Don't take everything Chamberlain says too seriously; he certainly tends towards hyperbole in those podcasts. In one of them he described how gobblers just went crazy gobbling in unhunted areas, while they nearly shut up completely in the hunted areas. That was in the podcast he did with the Meateater guy a while back. You can find a link to it by searching this forum, but I don't think I have misrepresented what he said.

Apparently, he was basing that on a recording device they had on an unhunted area in SC. In the SC report, they had a graph that showed gobbles per day on the unhunted land vs hunted. They averaged around 11 on the unhunted and 8 on the hunted.

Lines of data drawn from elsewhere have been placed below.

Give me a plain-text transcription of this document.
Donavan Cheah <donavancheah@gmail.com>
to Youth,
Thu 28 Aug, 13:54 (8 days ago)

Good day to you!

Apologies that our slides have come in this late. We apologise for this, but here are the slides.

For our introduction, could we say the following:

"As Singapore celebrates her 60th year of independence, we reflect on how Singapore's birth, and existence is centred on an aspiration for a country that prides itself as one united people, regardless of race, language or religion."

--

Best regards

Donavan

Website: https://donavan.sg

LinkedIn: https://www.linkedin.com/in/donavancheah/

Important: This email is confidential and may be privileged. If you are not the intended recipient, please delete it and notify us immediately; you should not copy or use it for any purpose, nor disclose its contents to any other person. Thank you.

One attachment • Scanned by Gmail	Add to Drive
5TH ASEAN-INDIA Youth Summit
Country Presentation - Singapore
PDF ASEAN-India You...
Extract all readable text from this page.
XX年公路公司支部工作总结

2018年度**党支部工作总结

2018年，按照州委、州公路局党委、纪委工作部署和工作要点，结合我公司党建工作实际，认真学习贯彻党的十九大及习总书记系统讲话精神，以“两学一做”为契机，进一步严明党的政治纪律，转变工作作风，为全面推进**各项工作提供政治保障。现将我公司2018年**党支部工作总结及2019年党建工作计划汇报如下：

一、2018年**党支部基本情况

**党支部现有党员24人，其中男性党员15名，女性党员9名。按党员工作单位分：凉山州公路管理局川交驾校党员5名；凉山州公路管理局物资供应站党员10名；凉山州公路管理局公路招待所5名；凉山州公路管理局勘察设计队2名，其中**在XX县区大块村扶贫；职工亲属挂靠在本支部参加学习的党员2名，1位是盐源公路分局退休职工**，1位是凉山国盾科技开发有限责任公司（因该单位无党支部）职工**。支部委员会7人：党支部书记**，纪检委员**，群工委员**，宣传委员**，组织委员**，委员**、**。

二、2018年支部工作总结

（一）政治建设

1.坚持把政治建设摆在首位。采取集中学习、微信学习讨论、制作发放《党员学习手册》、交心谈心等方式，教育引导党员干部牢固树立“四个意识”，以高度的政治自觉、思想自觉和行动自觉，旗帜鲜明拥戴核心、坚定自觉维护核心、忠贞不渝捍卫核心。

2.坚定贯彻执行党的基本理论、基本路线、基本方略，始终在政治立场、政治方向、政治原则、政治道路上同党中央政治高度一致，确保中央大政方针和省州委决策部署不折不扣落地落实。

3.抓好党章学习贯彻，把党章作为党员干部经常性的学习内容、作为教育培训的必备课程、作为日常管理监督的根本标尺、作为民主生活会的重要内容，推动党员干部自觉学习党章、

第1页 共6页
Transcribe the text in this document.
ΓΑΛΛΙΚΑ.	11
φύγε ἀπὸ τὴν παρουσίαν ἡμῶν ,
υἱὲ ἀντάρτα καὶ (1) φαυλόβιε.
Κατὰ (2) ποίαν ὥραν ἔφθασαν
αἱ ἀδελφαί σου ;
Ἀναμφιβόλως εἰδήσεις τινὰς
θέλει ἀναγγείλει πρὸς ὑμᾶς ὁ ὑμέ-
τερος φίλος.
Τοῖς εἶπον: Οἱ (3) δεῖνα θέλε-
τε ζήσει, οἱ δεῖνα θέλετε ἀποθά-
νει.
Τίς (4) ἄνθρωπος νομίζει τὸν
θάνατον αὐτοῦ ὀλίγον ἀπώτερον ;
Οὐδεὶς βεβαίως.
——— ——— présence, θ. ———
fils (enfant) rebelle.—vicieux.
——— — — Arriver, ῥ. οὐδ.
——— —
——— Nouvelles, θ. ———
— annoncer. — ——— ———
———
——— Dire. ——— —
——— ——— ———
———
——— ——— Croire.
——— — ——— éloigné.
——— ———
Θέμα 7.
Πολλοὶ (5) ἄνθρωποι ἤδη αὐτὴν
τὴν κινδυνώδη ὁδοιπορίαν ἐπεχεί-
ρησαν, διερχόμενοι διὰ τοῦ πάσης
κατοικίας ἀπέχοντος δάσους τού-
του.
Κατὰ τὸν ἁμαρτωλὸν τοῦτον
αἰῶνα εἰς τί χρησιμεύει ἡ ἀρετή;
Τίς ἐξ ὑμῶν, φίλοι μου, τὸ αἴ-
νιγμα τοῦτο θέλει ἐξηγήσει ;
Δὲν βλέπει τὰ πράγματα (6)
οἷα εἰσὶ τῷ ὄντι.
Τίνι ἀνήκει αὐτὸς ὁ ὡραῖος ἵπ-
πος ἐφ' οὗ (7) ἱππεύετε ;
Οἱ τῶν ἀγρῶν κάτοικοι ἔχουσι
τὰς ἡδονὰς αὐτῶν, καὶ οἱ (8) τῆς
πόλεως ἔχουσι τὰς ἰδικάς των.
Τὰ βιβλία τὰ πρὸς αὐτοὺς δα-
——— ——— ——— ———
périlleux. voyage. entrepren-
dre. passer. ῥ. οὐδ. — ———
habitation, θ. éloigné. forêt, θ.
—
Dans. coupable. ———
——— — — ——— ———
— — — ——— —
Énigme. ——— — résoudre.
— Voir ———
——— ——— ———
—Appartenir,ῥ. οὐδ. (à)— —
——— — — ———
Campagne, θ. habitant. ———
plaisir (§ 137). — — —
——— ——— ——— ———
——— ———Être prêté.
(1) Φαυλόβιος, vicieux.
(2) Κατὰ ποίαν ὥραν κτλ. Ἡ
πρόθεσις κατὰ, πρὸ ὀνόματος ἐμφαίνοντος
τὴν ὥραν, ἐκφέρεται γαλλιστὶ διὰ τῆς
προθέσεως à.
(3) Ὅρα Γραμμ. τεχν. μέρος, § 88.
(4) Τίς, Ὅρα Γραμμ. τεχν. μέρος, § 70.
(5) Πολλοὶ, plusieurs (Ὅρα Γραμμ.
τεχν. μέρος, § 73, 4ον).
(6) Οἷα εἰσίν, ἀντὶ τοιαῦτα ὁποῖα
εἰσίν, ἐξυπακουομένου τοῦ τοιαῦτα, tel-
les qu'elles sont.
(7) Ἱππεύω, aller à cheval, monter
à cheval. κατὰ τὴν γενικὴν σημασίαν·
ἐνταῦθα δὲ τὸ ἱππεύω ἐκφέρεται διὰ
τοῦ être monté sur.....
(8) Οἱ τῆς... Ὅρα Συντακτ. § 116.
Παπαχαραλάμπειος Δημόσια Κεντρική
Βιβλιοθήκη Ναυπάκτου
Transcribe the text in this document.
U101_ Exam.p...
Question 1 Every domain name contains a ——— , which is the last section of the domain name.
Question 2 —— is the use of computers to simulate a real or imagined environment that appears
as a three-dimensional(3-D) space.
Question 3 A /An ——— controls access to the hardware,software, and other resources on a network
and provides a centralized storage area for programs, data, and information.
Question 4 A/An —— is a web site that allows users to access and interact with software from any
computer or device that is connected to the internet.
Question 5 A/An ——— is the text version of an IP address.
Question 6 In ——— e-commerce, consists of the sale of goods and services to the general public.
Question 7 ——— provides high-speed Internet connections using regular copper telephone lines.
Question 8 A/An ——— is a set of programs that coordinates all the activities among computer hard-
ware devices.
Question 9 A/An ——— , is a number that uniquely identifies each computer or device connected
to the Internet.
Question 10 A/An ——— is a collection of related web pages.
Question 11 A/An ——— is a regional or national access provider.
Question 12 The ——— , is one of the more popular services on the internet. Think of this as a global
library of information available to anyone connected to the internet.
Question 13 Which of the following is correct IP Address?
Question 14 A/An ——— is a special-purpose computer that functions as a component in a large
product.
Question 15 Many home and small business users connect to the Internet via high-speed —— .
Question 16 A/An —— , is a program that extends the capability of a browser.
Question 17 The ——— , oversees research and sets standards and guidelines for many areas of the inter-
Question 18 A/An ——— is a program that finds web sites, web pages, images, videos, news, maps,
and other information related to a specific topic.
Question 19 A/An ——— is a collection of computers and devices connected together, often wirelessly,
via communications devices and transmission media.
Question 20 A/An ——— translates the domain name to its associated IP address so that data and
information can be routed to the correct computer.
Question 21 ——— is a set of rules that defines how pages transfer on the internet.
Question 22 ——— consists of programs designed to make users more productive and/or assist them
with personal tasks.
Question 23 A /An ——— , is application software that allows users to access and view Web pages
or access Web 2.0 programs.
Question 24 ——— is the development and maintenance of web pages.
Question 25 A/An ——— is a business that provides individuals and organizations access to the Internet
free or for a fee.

It wasn't anything even remotely like what he described in the podcast. They had a lot of info in that report on the unhunted land, but strangely, nothing about how much higher the poult recruitment was on it. Does anyone really believe they didn't look at that? Of course they did, but it didn't support the agenda so it wasn't mentioned. That report was still used for all sorts of restrictions in SC.

So do 3 gobbles per day more lead to more poults? They have no idea. Chamberlain is on Twitter; you can ask him yourself. Forget about proving that starting turkey season too soon can hurt reproduction; they have no proof that legal spring hunting affects reproduction at all. I remain convinced that I what I learned at Auburn over 40 years ago is still true - spring gobbler hunting has no effect on turkey reproduction, with the possible exception of areas with very few turkeys. I think they should restrict those areas and leave the rest of us alone.

Gobbler, thanks for the links.


All the labor of man is for his mouth, and yet the appetite is not filled.